Venerdì, 22 Novembre 2024

Opium di Philippe Jarrousky

Aggiunto il 18 Ottobre, 2009


Elenco delle tracce:

1. Hahn: A Chloris
2. Chaminade: Sombrero
3. Massenet: Elegie
4. Fauré: Nell
5. Chausson: Le colibri
6. Fauré: Automne
7. Chaminade: Mignonne
8. Hahn: Fetes galantes
9. Chausson: Le temps de lilas
10. Chausson: Le papillon
11. Caplet: Viens, une flute invisible soupire
12. Chausson: Les heures
13. Hahn: Quand je fus pris au pavillon
14. Hahn: Offrande
15. Saint-Saens: Tournoiement ‘Songe d’opium’
16. Debussy: Romance
17. Dukas: Sonnet
18. Massenet: Nuit d’Espagne
19. Lekeu: Sur une tombe
20. Saint-Saens: Violons dans le soir
21. Franck: Nocturne
22. Dupont: Les donneurs de serenades
23. D’Indy: Lied maritime
24. Hahn: l’heure exquise


Jérome Ducros: piano
Renaud Capuçon: violino; Gautier Capuçon: violoncello; Emmanuel Pahud: flauto

Luogo e data di registrazione: Paris, Chambre Syndicale Typographique Parisienne, Salle Akustica, 7-13/7/2008
Ed. discografica: Virgin, 1 CD a prezzo pieno

Note tecniche di registrazione: eccellente

Pregi: un’ora in piacevole compagnia di un repertorio desueto con un cantante intelligente, versatile e ottimo comunicatore; splendida collaborazione fra il cantante e l’accompagnamento pianistico, quest’ultimo davvero eccezionale

Difetti: alla lunga un po’ stucchevole

Valutazione finale: images/giudizi/ottimo.png



“È certo che questo disco costituirà una sorpresa per molti. Coloro che hanno l’abitudine di ascoltarmi nel repertorio barocco e coloro che amano la melodia francese si porranno la stessa domanda: perché un controtenore in questo repertorio?”
Così scrive il simpatico ed intelligente Jaroussky nell’introduzione al fascicolo di accompagnamento di questo bel disco che, effettivamente, solleva qualche perplessità.

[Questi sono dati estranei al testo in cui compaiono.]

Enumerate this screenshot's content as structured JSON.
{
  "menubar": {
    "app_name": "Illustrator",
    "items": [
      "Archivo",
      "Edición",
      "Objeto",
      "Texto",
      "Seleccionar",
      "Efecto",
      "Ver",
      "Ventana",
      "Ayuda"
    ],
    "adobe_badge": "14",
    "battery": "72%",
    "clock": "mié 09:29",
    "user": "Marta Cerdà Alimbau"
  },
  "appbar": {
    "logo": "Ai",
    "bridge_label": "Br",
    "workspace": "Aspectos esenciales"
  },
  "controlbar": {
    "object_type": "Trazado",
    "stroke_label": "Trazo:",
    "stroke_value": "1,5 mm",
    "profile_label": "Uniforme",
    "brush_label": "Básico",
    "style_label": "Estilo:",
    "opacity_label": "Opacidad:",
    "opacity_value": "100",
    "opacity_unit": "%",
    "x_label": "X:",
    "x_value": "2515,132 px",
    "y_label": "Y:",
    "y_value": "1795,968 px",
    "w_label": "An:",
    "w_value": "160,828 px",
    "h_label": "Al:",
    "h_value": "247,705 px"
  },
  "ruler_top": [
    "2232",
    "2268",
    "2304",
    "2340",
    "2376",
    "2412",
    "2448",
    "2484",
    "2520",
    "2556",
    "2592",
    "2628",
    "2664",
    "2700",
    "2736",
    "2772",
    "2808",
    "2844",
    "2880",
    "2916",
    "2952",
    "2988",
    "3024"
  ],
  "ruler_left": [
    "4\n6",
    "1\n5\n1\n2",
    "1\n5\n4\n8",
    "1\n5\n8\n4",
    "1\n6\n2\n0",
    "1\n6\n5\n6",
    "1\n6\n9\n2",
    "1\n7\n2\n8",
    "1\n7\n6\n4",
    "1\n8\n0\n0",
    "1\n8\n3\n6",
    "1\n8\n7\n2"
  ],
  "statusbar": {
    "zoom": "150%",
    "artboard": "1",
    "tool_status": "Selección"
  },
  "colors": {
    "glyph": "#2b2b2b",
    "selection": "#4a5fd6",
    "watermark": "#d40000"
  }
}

D’altra parte, Jaroussky ricorda che purtroppo il controtenore non può affrontare molte delle opere create negli ultimi cinquant’anni e si deve “accontentare” di un repertorio creato originariamente per i castrati i quali – come ammette egli stesso – avevano una vocalità completamente diversa. E quindi perché non affrontare questi brani che l’artista sente adatti alla sua voce, sui quali ha lavorato molto con il suo insegnante Nicole Fallien e per i quali sente una particolare affinità emotiva? Se a ciò si aggiunge l’incontro fortunato con Renaud Capuçon e Jerome Ducros, ecco che si ottiene una combinazione particolarmente efficace di alcuni artisti in grado di intendersi al volo: questo è infatti un aspetto che si percepisce sin dal primo brano.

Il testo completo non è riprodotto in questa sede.